To know if you need a vapor retarder, ask yourself a few basic questions:
Map: Insulation Institute
What is my climate? If you live in a mixed climate – hot and humid with several heating months in the winter, you probably need a vapor retarder. Specifically, if you live in climate zones 4C (marine), 5, 6, 7 and 8. Not sure your climate zone? You can check here.
What is my cladding type? According to the U.S. Census Bureau 2009 statistics, more than half of all new homes are clad with absorptive materials such as brick, stucco, wood, fiber cement or stone. These moisture-retaining claddings can worsen moisture challenges in the wall cavity. They have the potential to release moisture into the structure, creating an inward vapor that doesn't exist with vinyl siding.
Where is the wall located? If you are adding an exterior wall, anywhere in the house, and you answered yes, to either of the above questions you should consider using a vapor retarder.
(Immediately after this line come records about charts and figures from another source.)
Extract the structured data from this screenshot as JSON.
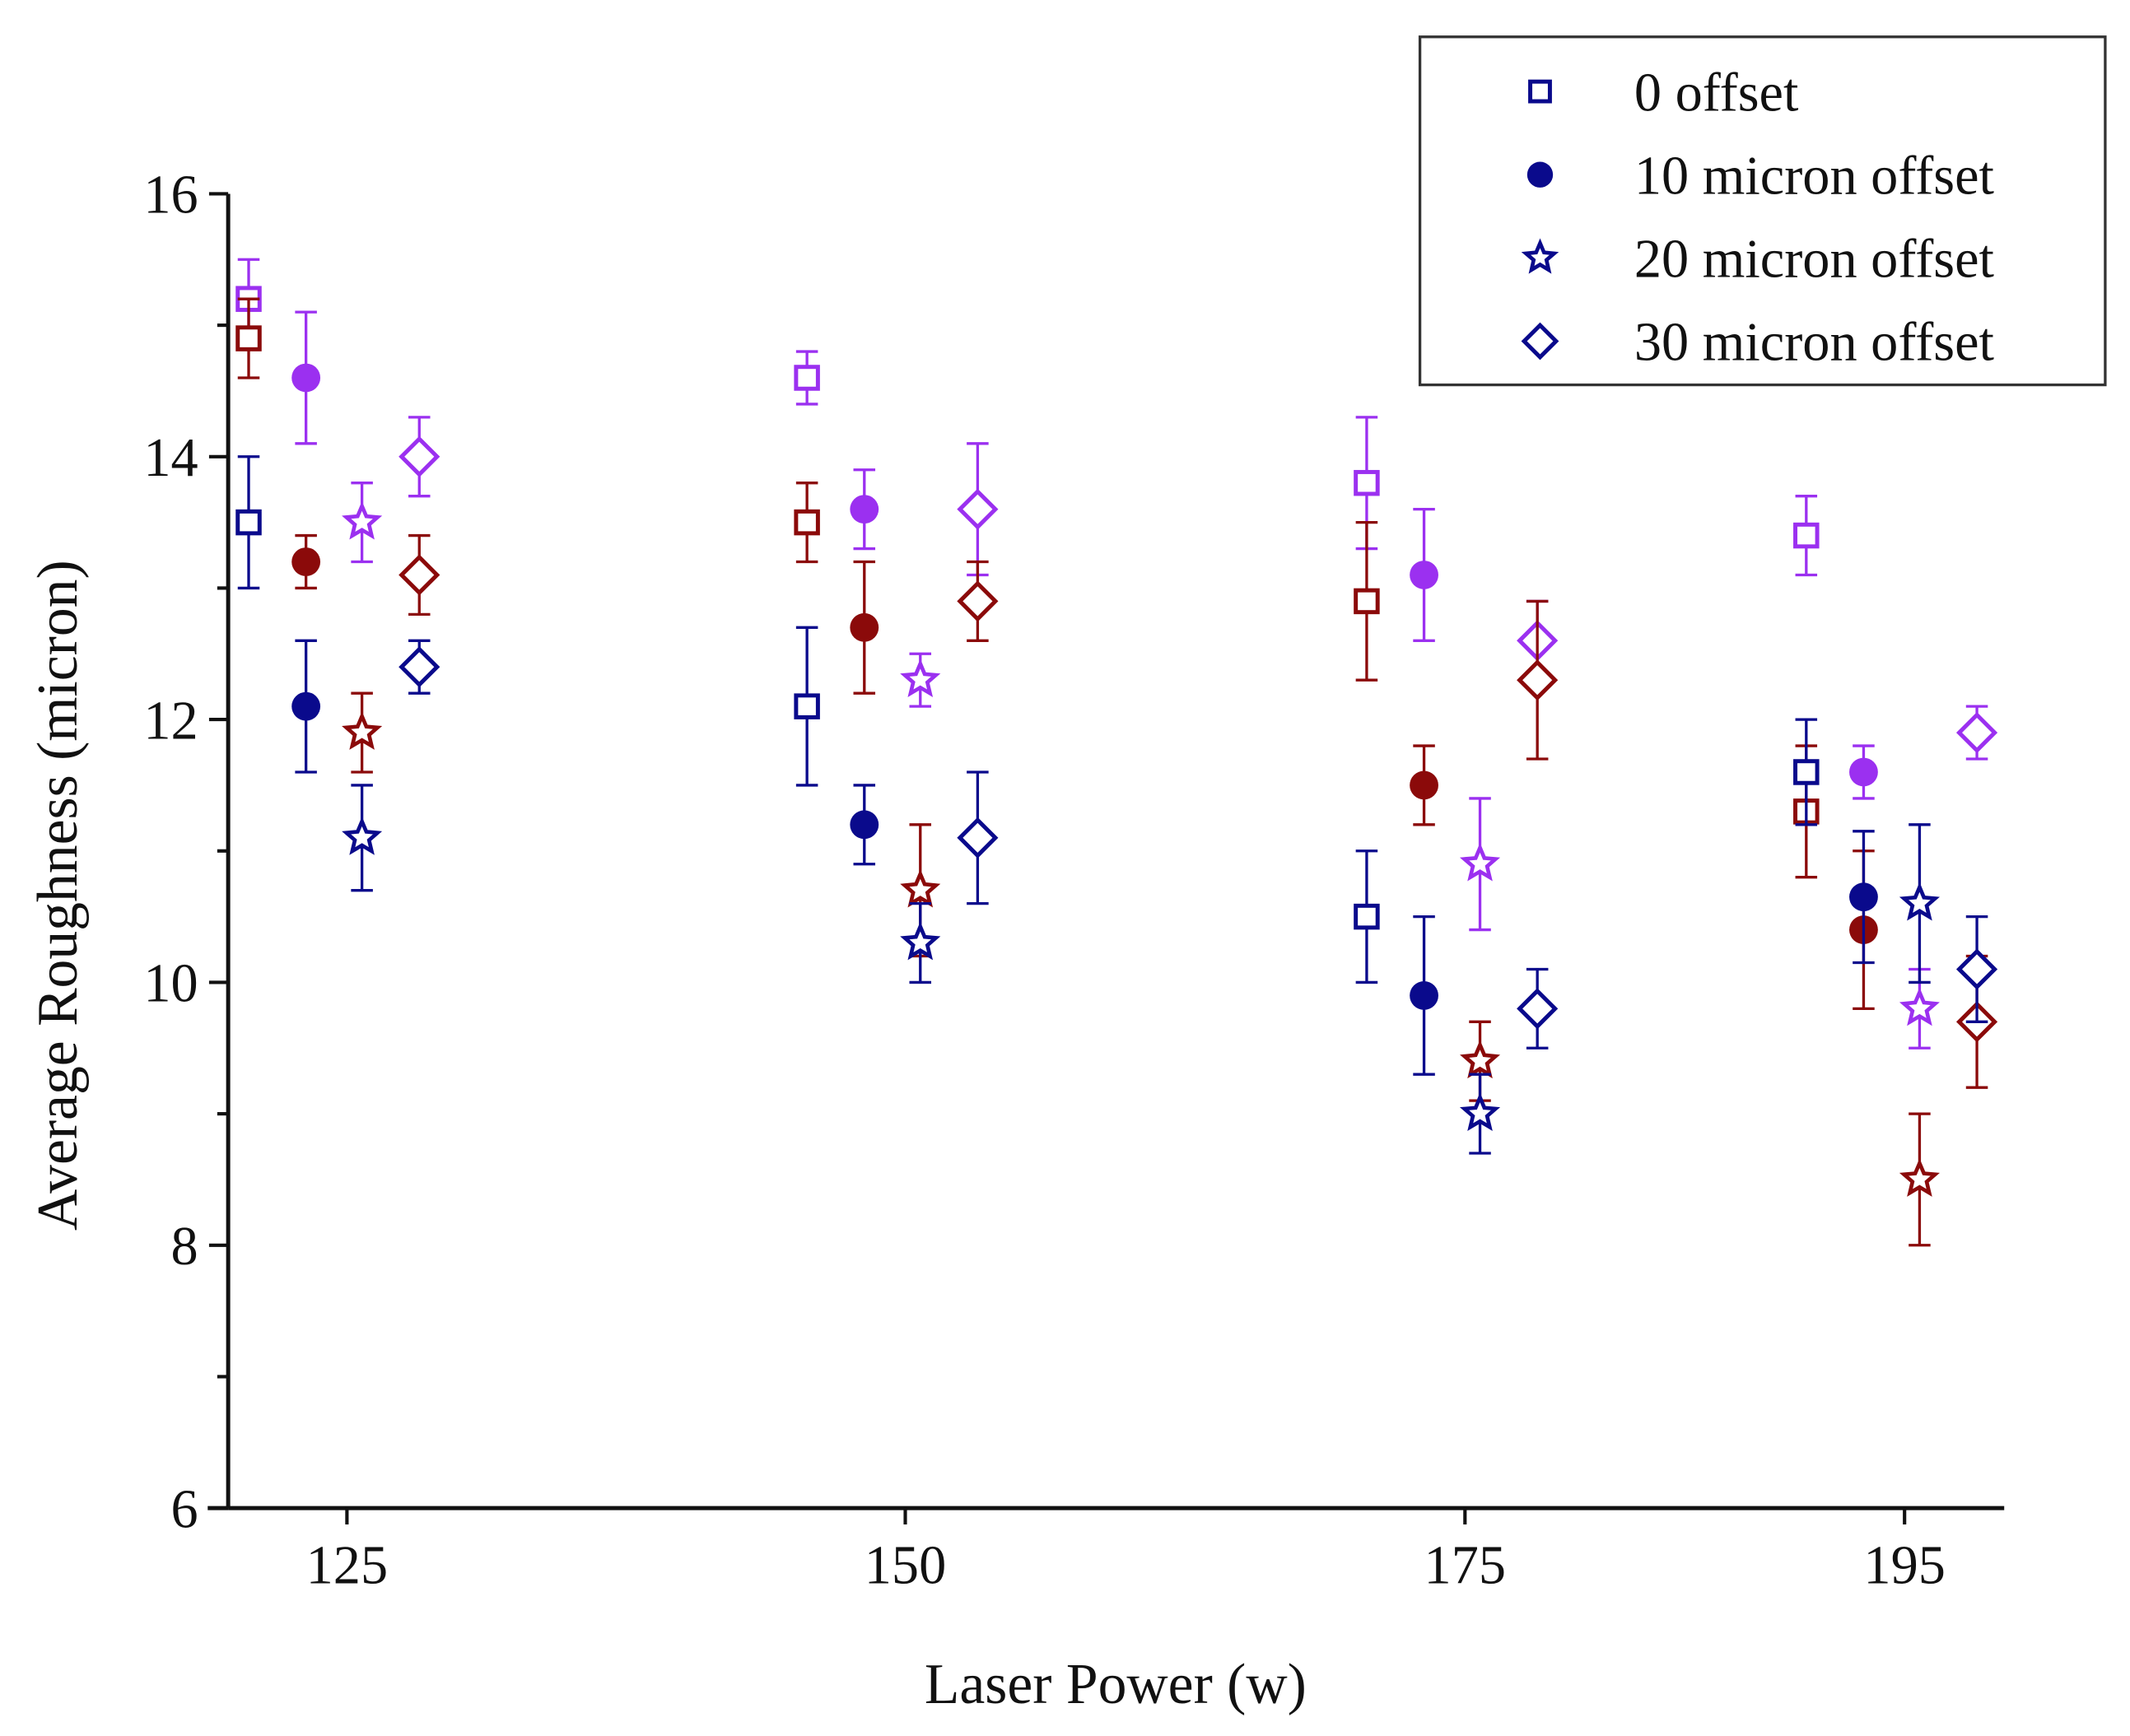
{
  "chart_data": {
    "type": "scatter",
    "xlabel": "Laser Power (w)",
    "ylabel": "Average Roughness (micron)",
    "categories": [
      "125",
      "150",
      "175",
      "195"
    ],
    "ylim": [
      6,
      16
    ],
    "yticks": [
      6,
      8,
      10,
      12,
      14,
      16
    ],
    "grid": false,
    "legend_position": "top-right",
    "error_bars": true,
    "colors": {
      "purple": "#9b30f0",
      "darkred": "#8b0a0a",
      "navy": "#0a0a8c"
    },
    "series": [
      {
        "name": "0 offset",
        "marker": "square-open",
        "points": [
          {
            "x": "125",
            "color": "purple",
            "y": 15.2,
            "err": 0.3
          },
          {
            "x": "125",
            "color": "darkred",
            "y": 14.9,
            "err": 0.3
          },
          {
            "x": "125",
            "color": "navy",
            "y": 13.5,
            "err": 0.5
          },
          {
            "x": "150",
            "color": "purple",
            "y": 14.6,
            "err": 0.2
          },
          {
            "x": "150",
            "color": "darkred",
            "y": 13.5,
            "err": 0.3
          },
          {
            "x": "150",
            "color": "navy",
            "y": 12.1,
            "err": 0.6
          },
          {
            "x": "175",
            "color": "purple",
            "y": 13.8,
            "err": 0.5
          },
          {
            "x": "175",
            "color": "darkred",
            "y": 12.9,
            "err": 0.6
          },
          {
            "x": "175",
            "color": "navy",
            "y": 10.5,
            "err": 0.5
          },
          {
            "x": "195",
            "color": "purple",
            "y": 13.4,
            "err": 0.3
          },
          {
            "x": "195",
            "color": "darkred",
            "y": 11.3,
            "err": 0.5
          },
          {
            "x": "195",
            "color": "navy",
            "y": 11.6,
            "err": 0.4
          }
        ]
      },
      {
        "name": "10 micron offset",
        "marker": "circle-filled",
        "points": [
          {
            "x": "125",
            "color": "purple",
            "y": 14.6,
            "err": 0.5
          },
          {
            "x": "125",
            "color": "darkred",
            "y": 13.2,
            "err": 0.2
          },
          {
            "x": "125",
            "color": "navy",
            "y": 12.1,
            "err": 0.5
          },
          {
            "x": "150",
            "color": "purple",
            "y": 13.6,
            "err": 0.3
          },
          {
            "x": "150",
            "color": "darkred",
            "y": 12.7,
            "err": 0.5
          },
          {
            "x": "150",
            "color": "navy",
            "y": 11.2,
            "err": 0.3
          },
          {
            "x": "175",
            "color": "purple",
            "y": 13.1,
            "err": 0.5
          },
          {
            "x": "175",
            "color": "darkred",
            "y": 11.5,
            "err": 0.3
          },
          {
            "x": "175",
            "color": "navy",
            "y": 9.9,
            "err": 0.6
          },
          {
            "x": "195",
            "color": "purple",
            "y": 11.6,
            "err": 0.2
          },
          {
            "x": "195",
            "color": "darkred",
            "y": 10.4,
            "err": 0.6
          },
          {
            "x": "195",
            "color": "navy",
            "y": 10.65,
            "err": 0.5
          }
        ]
      },
      {
        "name": "20 micron offset",
        "marker": "star-open",
        "points": [
          {
            "x": "125",
            "color": "purple",
            "y": 13.5,
            "err": 0.3
          },
          {
            "x": "125",
            "color": "darkred",
            "y": 11.9,
            "err": 0.3
          },
          {
            "x": "125",
            "color": "navy",
            "y": 11.1,
            "err": 0.4
          },
          {
            "x": "150",
            "color": "purple",
            "y": 12.3,
            "err": 0.2
          },
          {
            "x": "150",
            "color": "darkred",
            "y": 10.7,
            "err": 0.5
          },
          {
            "x": "150",
            "color": "navy",
            "y": 10.3,
            "err": 0.3
          },
          {
            "x": "175",
            "color": "purple",
            "y": 10.9,
            "err": 0.5
          },
          {
            "x": "175",
            "color": "darkred",
            "y": 9.4,
            "err": 0.3
          },
          {
            "x": "175",
            "color": "navy",
            "y": 9.0,
            "err": 0.3
          },
          {
            "x": "195",
            "color": "purple",
            "y": 9.8,
            "err": 0.3
          },
          {
            "x": "195",
            "color": "darkred",
            "y": 8.5,
            "err": 0.5
          },
          {
            "x": "195",
            "color": "navy",
            "y": 10.6,
            "err": 0.6
          }
        ]
      },
      {
        "name": "30 micron offset",
        "marker": "diamond-open",
        "points": [
          {
            "x": "125",
            "color": "purple",
            "y": 14.0,
            "err": 0.3
          },
          {
            "x": "125",
            "color": "darkred",
            "y": 13.1,
            "err": 0.3
          },
          {
            "x": "125",
            "color": "navy",
            "y": 12.4,
            "err": 0.2
          },
          {
            "x": "150",
            "color": "purple",
            "y": 13.6,
            "err": 0.5
          },
          {
            "x": "150",
            "color": "darkred",
            "y": 12.9,
            "err": 0.3
          },
          {
            "x": "150",
            "color": "navy",
            "y": 11.1,
            "err": 0.5
          },
          {
            "x": "175",
            "color": "purple",
            "y": 12.6,
            "err": 0.3
          },
          {
            "x": "175",
            "color": "darkred",
            "y": 12.3,
            "err": 0.6
          },
          {
            "x": "175",
            "color": "navy",
            "y": 9.8,
            "err": 0.3
          },
          {
            "x": "195",
            "color": "purple",
            "y": 11.9,
            "err": 0.2
          },
          {
            "x": "195",
            "color": "darkred",
            "y": 9.7,
            "err": 0.5
          },
          {
            "x": "195",
            "color": "navy",
            "y": 10.1,
            "err": 0.4
          }
        ]
      }
    ]
  }
}
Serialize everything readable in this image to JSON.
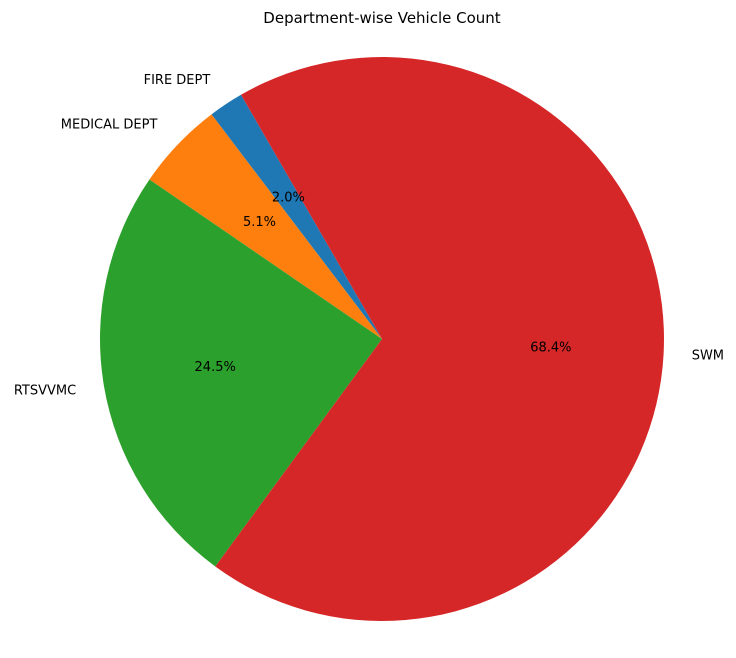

Vapor Retarder Use and Placement
In certain climates vapor retarders can be a vital part of the wall construction. However incorrect use can lead to additional moisture problems. Consult an insulation professional in your area if you are unsure where or how to install a vapor retarder or consider a vapor retarder that provides some degree of additional flexibility, like a smart vapor retarder. A smart vapor retarder is able to adapt its permeability to allow the wall to dry should moisture get trapped in the wall cavity.
A smart vapor retarder is a vapor retarder material with the unique ability to react to changes in relative humidity by altering its physical structure. This material adapts to let moisture out of the wall whether the humidity levels are higher on the outside of the wall (winter) or the inside (summer). A smart vapor retarder is a good solution for areas of mixed climate.